Many of the issues I’ve seen arise when someone signs at the bottom of a contract as “guarantor” rather than signing a separate guarantee document. There’s nothing wrong with doing that, but it can cause issues. For example, I discussed a case in 2012 involving a corporate officer who signed a credit application that contained guarantee language. The officer signed the document only once, the signature did not indicate whether he was signing in his individual capacity or on behalf of the company, there was only one signature line, and the guarantee language did not clearly evidence that a personal guarantee was intended. The court held that the officer had not agreed to personally guarantee the company’s obligations and stated:
When considering whether a signatory to a contract intended to sign the agreement in his corporate or individual capacity, the determinative question is whether, in view of the form of the signature to the agreement, the language of the so called guaranty clause is sufficient to manifest a clear and explicit intent by [the signatory] to assume a personal guaranty contract. … Accordingly, our courts have adopted the policy that in order to hold a corporate officer individually liable in signing a contract of guaranty … the officer should sign the contract twice[,] once in his corporate capacity and once in his individual capacity…. By signing the contract twice, the officer executing the contract for his corporation clearly manifests his intent to assume personal liability. [citations and internal quotation marks omitted]
Drafters should clearly indicate that persons signing guarantees in contracts are signing in their individual capacities and they should include a separate signature block for them the sign in that capacity.
Phillips v. Missouri TLC, LLC
In a more recent case, the purported guarantors who signed a promissory note under the words “Personal Guaranty and Acceptance of Terms” contended that they hadn’t agreed to personally guarantee the note. They argued that the guarantee language was not sufficient and that the guarantee agreement wasn’t supported by consideration.
On appeal, the Missouri Court of Appeals, Southern District rejected both arguments and upheld the personal guarantees.
The purported guarantors argued that a personal guarantee should resemble the one examined in an earlier Missouri appellate case, which stated “I personally guarantee to you … and I hereby bind myself to pay to you on demand any sum which may become due to you by my firm whenever the firm shall fail to pay the same.” The appeals court rejected the notion, noting that the mere word “guarantee” could be sufficient to evidence the intent of a person to personally guarantee the debt.
On the issue of consideration, the appeals court noted that guarantee agreements are separate contracts, which must be supported by consideration. However, a “guaranty executed contemporaneously with the execution of a promissory note may be considered a part of the original note transaction and supported by the same consideration.” That was the case here, and the personal guarantees were clearly supported by consideration.
One other issue that the appeals court addressed was whether two of the purported guarantors (spouses of the owners of the borrower) had enough involvement in the borrower’s business to support a personal guarantee, a position the trial court had adopted in ruling that the spouses hadn’t personally guaranteed the note.

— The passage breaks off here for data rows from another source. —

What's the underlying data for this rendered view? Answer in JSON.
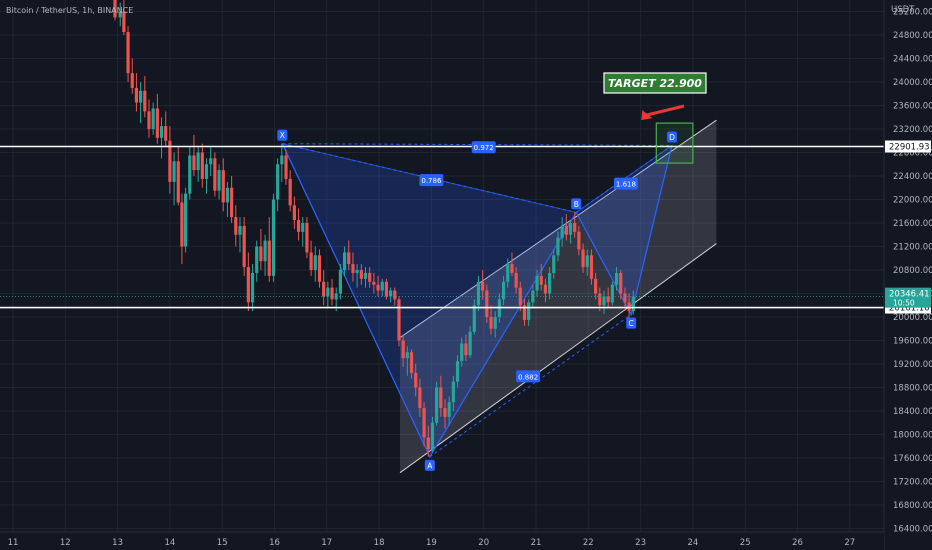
{
  "header": {
    "title": "Bitcoin / TetherUS, 1h, BINANCE"
  },
  "chart_data": {
    "type": "candlestick",
    "title": "Bitcoin / TetherUS, 1h, BINANCE",
    "y_unit": "USDT",
    "ylim": [
      16400,
      25400
    ],
    "xlim": [
      11,
      27.6
    ],
    "y_ticks": [
      "25200.00",
      "24800.00",
      "24400.00",
      "24000.00",
      "23600.00",
      "23200.00",
      "22800.00",
      "22400.00",
      "22000.00",
      "21600.00",
      "21200.00",
      "20800.00",
      "20400.00",
      "20000.00",
      "19600.00",
      "19200.00",
      "18800.00",
      "18400.00",
      "18000.00",
      "17600.00",
      "17200.00",
      "16800.00",
      "16400.00"
    ],
    "x_ticks": [
      "11",
      "12",
      "13",
      "14",
      "15",
      "16",
      "17",
      "18",
      "19",
      "20",
      "21",
      "22",
      "23",
      "24",
      "25",
      "26",
      "27"
    ],
    "price_lines": [
      {
        "value": 22901.93,
        "label": "22901.93",
        "color": "#ffffff"
      },
      {
        "value": 20161.16,
        "label": "20161.16",
        "color": "#ffffff"
      }
    ],
    "last_price": {
      "value": 20346.41,
      "label": "20346.41",
      "countdown": "10:50",
      "color": "#26a69a"
    },
    "harmonic_pattern": {
      "points": [
        {
          "name": "X",
          "x": 16.15,
          "price": 22950
        },
        {
          "name": "A",
          "x": 18.97,
          "price": 17620
        },
        {
          "name": "B",
          "x": 21.77,
          "price": 21780
        },
        {
          "name": "C",
          "x": 22.82,
          "price": 20040
        },
        {
          "name": "D",
          "x": 23.6,
          "price": 22920
        }
      ],
      "ratios": [
        {
          "label": "0.786",
          "x": 19.0,
          "price": 22330
        },
        {
          "label": "1.618",
          "x": 22.72,
          "price": 22270
        },
        {
          "label": "0.882",
          "x": 20.85,
          "price": 18990
        },
        {
          "label": "0.972",
          "x": 20.0,
          "price": 22890
        }
      ]
    },
    "channel": {
      "lower": [
        [
          18.4,
          17350
        ],
        [
          24.45,
          21250
        ]
      ],
      "upper": [
        [
          18.4,
          19650
        ],
        [
          24.45,
          23350
        ]
      ]
    },
    "target_box": {
      "x1": 23.3,
      "x2": 24.0,
      "price_top": 23300,
      "price_bottom": 22620
    },
    "annotation": {
      "text": "TARGET 22.900",
      "x": 22.3,
      "price": 24000
    },
    "candles": [
      [
        12.95,
        25400,
        25400,
        25050,
        25100
      ],
      [
        13.05,
        25100,
        25350,
        24950,
        25200
      ],
      [
        13.12,
        25200,
        25400,
        24800,
        24850
      ],
      [
        13.2,
        24850,
        24950,
        24000,
        24150
      ],
      [
        13.28,
        24150,
        24400,
        23800,
        23900
      ],
      [
        13.36,
        23900,
        24150,
        23500,
        23650
      ],
      [
        13.44,
        23650,
        24000,
        23300,
        23850
      ],
      [
        13.52,
        23850,
        24100,
        23400,
        23500
      ],
      [
        13.6,
        23500,
        23700,
        23050,
        23200
      ],
      [
        13.68,
        23200,
        23650,
        23100,
        23550
      ],
      [
        13.76,
        23550,
        23800,
        22950,
        23050
      ],
      [
        13.84,
        23050,
        23400,
        22700,
        23250
      ],
      [
        13.92,
        23250,
        23500,
        22900,
        23000
      ],
      [
        14.0,
        23000,
        23250,
        22100,
        22300
      ],
      [
        14.08,
        22300,
        22800,
        21900,
        22650
      ],
      [
        14.16,
        22650,
        22900,
        21900,
        21950
      ],
      [
        14.23,
        21950,
        22100,
        20900,
        21200
      ],
      [
        14.3,
        21200,
        22200,
        21100,
        22100
      ],
      [
        14.38,
        22100,
        22900,
        22000,
        22750
      ],
      [
        14.46,
        22750,
        23100,
        22400,
        22500
      ],
      [
        14.54,
        22500,
        22900,
        22300,
        22800
      ],
      [
        14.62,
        22800,
        22950,
        22200,
        22350
      ],
      [
        14.7,
        22350,
        22700,
        22100,
        22600
      ],
      [
        14.78,
        22600,
        22900,
        22400,
        22700
      ],
      [
        14.86,
        22700,
        22800,
        22050,
        22150
      ],
      [
        14.94,
        22150,
        22600,
        22000,
        22500
      ],
      [
        15.02,
        22500,
        22700,
        21800,
        21950
      ],
      [
        15.1,
        21950,
        22300,
        21700,
        22200
      ],
      [
        15.18,
        22200,
        22400,
        21600,
        21700
      ],
      [
        15.26,
        21700,
        21900,
        21200,
        21400
      ],
      [
        15.34,
        21400,
        21700,
        21100,
        21550
      ],
      [
        15.42,
        21550,
        21700,
        20700,
        20850
      ],
      [
        15.5,
        20850,
        21100,
        20100,
        20250
      ],
      [
        15.58,
        20250,
        20900,
        20100,
        20750
      ],
      [
        15.66,
        20750,
        21300,
        20600,
        21200
      ],
      [
        15.74,
        21200,
        21500,
        20800,
        20950
      ],
      [
        15.82,
        20950,
        21400,
        20700,
        21300
      ],
      [
        15.9,
        21300,
        21700,
        20600,
        20700
      ],
      [
        15.98,
        20700,
        22100,
        20600,
        22000
      ],
      [
        16.06,
        22000,
        22700,
        21800,
        22600
      ],
      [
        16.14,
        22600,
        22950,
        22300,
        22750
      ],
      [
        16.22,
        22750,
        22850,
        22250,
        22350
      ],
      [
        16.3,
        22350,
        22500,
        21800,
        21900
      ],
      [
        16.38,
        21900,
        22050,
        21500,
        21650
      ],
      [
        16.46,
        21650,
        21850,
        21300,
        21450
      ],
      [
        16.54,
        21450,
        21700,
        21200,
        21600
      ],
      [
        16.62,
        21600,
        21700,
        21000,
        21100
      ],
      [
        16.7,
        21100,
        21300,
        20700,
        20800
      ],
      [
        16.78,
        20800,
        21200,
        20600,
        21050
      ],
      [
        16.86,
        21050,
        21150,
        20500,
        20600
      ],
      [
        16.94,
        20600,
        20800,
        20200,
        20350
      ],
      [
        17.02,
        20350,
        20600,
        20150,
        20500
      ],
      [
        17.1,
        20500,
        20650,
        20200,
        20300
      ],
      [
        17.18,
        20300,
        20500,
        20100,
        20400
      ],
      [
        17.26,
        20400,
        20900,
        20300,
        20800
      ],
      [
        17.34,
        20800,
        21200,
        20700,
        21100
      ],
      [
        17.42,
        21100,
        21300,
        20800,
        20900
      ],
      [
        17.5,
        20900,
        21100,
        20600,
        20750
      ],
      [
        17.58,
        20750,
        20900,
        20500,
        20800
      ],
      [
        17.66,
        20800,
        20900,
        20550,
        20650
      ],
      [
        17.74,
        20650,
        20850,
        20500,
        20750
      ],
      [
        17.82,
        20750,
        20850,
        20500,
        20600
      ],
      [
        17.9,
        20600,
        20750,
        20400,
        20550
      ],
      [
        17.98,
        20550,
        20700,
        20350,
        20450
      ],
      [
        18.06,
        20450,
        20650,
        20350,
        20600
      ],
      [
        18.14,
        20600,
        20650,
        20300,
        20350
      ],
      [
        18.22,
        20350,
        20500,
        20250,
        20450
      ],
      [
        18.3,
        20450,
        20500,
        20200,
        20300
      ],
      [
        18.38,
        20300,
        20350,
        19500,
        19600
      ],
      [
        18.46,
        19600,
        19700,
        19150,
        19300
      ],
      [
        18.54,
        19300,
        19500,
        19000,
        19400
      ],
      [
        18.62,
        19400,
        19450,
        18950,
        19050
      ],
      [
        18.7,
        19050,
        19200,
        18650,
        18800
      ],
      [
        18.78,
        18800,
        18950,
        18300,
        18450
      ],
      [
        18.86,
        18450,
        18550,
        17800,
        17950
      ],
      [
        18.94,
        17950,
        18150,
        17620,
        17750
      ],
      [
        19.02,
        17750,
        18300,
        17700,
        18200
      ],
      [
        19.1,
        18200,
        18900,
        18150,
        18800
      ],
      [
        19.18,
        18800,
        19000,
        18300,
        18450
      ],
      [
        19.26,
        18450,
        18600,
        18100,
        18300
      ],
      [
        19.34,
        18300,
        18650,
        18150,
        18550
      ],
      [
        19.42,
        18550,
        19000,
        18400,
        18900
      ],
      [
        19.5,
        18900,
        19350,
        18800,
        19250
      ],
      [
        19.58,
        19250,
        19650,
        19150,
        19550
      ],
      [
        19.66,
        19550,
        19700,
        19250,
        19350
      ],
      [
        19.74,
        19350,
        19850,
        19300,
        19750
      ],
      [
        19.82,
        19750,
        20300,
        19700,
        20200
      ],
      [
        19.9,
        20200,
        20700,
        20100,
        20600
      ],
      [
        19.98,
        20600,
        20800,
        20300,
        20450
      ],
      [
        20.06,
        20450,
        20550,
        19900,
        20000
      ],
      [
        20.14,
        20000,
        20200,
        19700,
        19800
      ],
      [
        20.22,
        19800,
        20100,
        19650,
        20000
      ],
      [
        20.3,
        20000,
        20400,
        19900,
        20300
      ],
      [
        20.38,
        20300,
        20700,
        20200,
        20600
      ],
      [
        20.46,
        20600,
        21000,
        20500,
        20900
      ],
      [
        20.54,
        20900,
        21100,
        20700,
        20750
      ],
      [
        20.62,
        20750,
        20850,
        20400,
        20500
      ],
      [
        20.7,
        20500,
        20600,
        20100,
        20200
      ],
      [
        20.78,
        20200,
        20300,
        19850,
        19950
      ],
      [
        20.86,
        19950,
        20300,
        19850,
        20250
      ],
      [
        20.94,
        20250,
        20550,
        20150,
        20450
      ],
      [
        21.02,
        20450,
        20800,
        20350,
        20700
      ],
      [
        21.1,
        20700,
        20900,
        20450,
        20550
      ],
      [
        21.18,
        20550,
        20650,
        20250,
        20400
      ],
      [
        21.26,
        20400,
        20850,
        20300,
        20750
      ],
      [
        21.34,
        20750,
        21150,
        20650,
        21050
      ],
      [
        21.42,
        21050,
        21450,
        20950,
        21350
      ],
      [
        21.5,
        21350,
        21700,
        21200,
        21550
      ],
      [
        21.58,
        21550,
        21750,
        21300,
        21400
      ],
      [
        21.66,
        21400,
        21650,
        21250,
        21600
      ],
      [
        21.74,
        21600,
        21780,
        21350,
        21450
      ],
      [
        21.82,
        21450,
        21550,
        21050,
        21150
      ],
      [
        21.9,
        21150,
        21250,
        20750,
        20850
      ],
      [
        21.98,
        20850,
        21150,
        20700,
        21050
      ],
      [
        22.06,
        21050,
        21150,
        20550,
        20650
      ],
      [
        22.14,
        20650,
        20750,
        20300,
        20400
      ],
      [
        22.22,
        20400,
        20500,
        20100,
        20200
      ],
      [
        22.3,
        20200,
        20450,
        20050,
        20350
      ],
      [
        22.38,
        20350,
        20500,
        20150,
        20250
      ],
      [
        22.46,
        20250,
        20600,
        20200,
        20550
      ],
      [
        22.54,
        20550,
        20850,
        20450,
        20750
      ],
      [
        22.62,
        20750,
        20800,
        20300,
        20400
      ],
      [
        22.7,
        20400,
        20500,
        20100,
        20250
      ],
      [
        22.78,
        20250,
        20400,
        19950,
        20100
      ],
      [
        22.86,
        20100,
        20450,
        20040,
        20346
      ]
    ]
  }
}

The appeals court rejected the reasoning, stating that the spouses did not have to participate in the borrower’s business to be held personally liable on the loan.
Tips for drafters
Although the personal guarantees were upheld in this case, drafters can decrease the chances of litigation by following a few tips:
- If a person is signing a contract both in his or her capacity as an agent of a company and in his or her individual capacity as a guarantor, they should sign the document twice with guarantee language and signature blocks that clearly show those different roles.
- Since a personal guarantee is a separate agreement — even if it is found at the bottom of a contract — drafters should use language that clearly shows that the individuals intend to personally guarantee the company’s obligations.
- Also, drafters should always think about whether the guarantee is supported by consideration. When the guarantee is signed contemporaneously with the underlying contract, the question of consideration may be clear, but if the guarantee is signed separately — and especially if it is signed later — you should think through the issue of consideration. (See my post Have You Thought about Consideration?)
Perhaps our astute readers have other tips they’d be willing to share.